Negli anni Ottanta, dopo essere rientrata in Italia dall'Argentina, si è dedicata completamente all'interior design. Fino al 2000, il suo lavoro si è concentrato sulla progettazione e l'arredo di interni. Il design rappresenta una componente fondamentale anche nello spazio Arabesque.
Oltre la moda e il design: libri e tavole da sogno
Il ventaglio di passioni di Chichi Meroni è ampio. Ha anche firmato un libro di cucina intitolato "C'era una volta a Tavola". Questo volume presenta pietanze apparecchiate su tavole da sogno.
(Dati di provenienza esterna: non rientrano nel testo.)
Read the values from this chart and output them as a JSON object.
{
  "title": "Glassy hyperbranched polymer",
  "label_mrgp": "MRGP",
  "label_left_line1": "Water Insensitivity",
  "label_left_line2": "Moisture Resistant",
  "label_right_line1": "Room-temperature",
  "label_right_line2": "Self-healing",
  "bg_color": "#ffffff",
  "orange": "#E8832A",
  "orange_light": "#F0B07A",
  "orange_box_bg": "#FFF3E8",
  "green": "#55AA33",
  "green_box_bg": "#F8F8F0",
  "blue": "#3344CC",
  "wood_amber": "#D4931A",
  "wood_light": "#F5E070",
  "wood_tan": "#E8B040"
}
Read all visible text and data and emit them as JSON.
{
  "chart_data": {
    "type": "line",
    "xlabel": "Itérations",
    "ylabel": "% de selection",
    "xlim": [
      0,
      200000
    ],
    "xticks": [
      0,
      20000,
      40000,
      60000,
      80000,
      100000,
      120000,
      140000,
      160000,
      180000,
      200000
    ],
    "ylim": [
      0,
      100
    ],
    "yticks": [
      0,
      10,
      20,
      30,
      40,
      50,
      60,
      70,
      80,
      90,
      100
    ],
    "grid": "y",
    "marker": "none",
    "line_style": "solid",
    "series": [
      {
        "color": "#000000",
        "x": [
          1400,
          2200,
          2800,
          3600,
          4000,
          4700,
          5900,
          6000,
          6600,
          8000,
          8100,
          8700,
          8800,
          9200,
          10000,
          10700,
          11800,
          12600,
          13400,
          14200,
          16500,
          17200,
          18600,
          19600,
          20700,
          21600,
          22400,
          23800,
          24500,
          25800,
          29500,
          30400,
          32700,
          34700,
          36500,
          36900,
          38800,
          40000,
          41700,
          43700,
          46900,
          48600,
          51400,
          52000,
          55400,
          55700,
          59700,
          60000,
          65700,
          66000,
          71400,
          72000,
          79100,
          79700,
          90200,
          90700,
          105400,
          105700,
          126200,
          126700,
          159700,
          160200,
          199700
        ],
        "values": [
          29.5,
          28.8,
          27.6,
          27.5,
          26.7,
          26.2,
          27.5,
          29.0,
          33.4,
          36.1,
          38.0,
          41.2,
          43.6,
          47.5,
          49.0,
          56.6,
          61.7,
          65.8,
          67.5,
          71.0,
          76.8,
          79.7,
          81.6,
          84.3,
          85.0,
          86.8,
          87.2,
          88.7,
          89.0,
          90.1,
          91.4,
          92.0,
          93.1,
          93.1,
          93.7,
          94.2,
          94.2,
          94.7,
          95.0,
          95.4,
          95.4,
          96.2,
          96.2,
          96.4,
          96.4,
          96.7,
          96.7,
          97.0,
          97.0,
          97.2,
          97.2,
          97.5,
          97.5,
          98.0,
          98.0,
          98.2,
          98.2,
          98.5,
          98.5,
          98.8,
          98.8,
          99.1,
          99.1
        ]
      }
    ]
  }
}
Ha avuto la fortuna di poter approfondire e vivere tutte le sue passioni. Le ha ereditate dalla sua famiglia: sua madre era indossatrice, suo padre un uomo di cultura. Dalla nonna, invece, ha appreso l'amore per la cura della tavola.
In occasione del Fuorisalone, Largo Augusto ospiterà un percorso espositivo dedicato all'arredo. Sarà una sorpresa per i visitatori. Alcuni pezzi esposti sono stati disegnati dalla stessa Chichi Meroni. Nutre una profonda ammirazione per lo stile orientale, in particolare per il Giappone.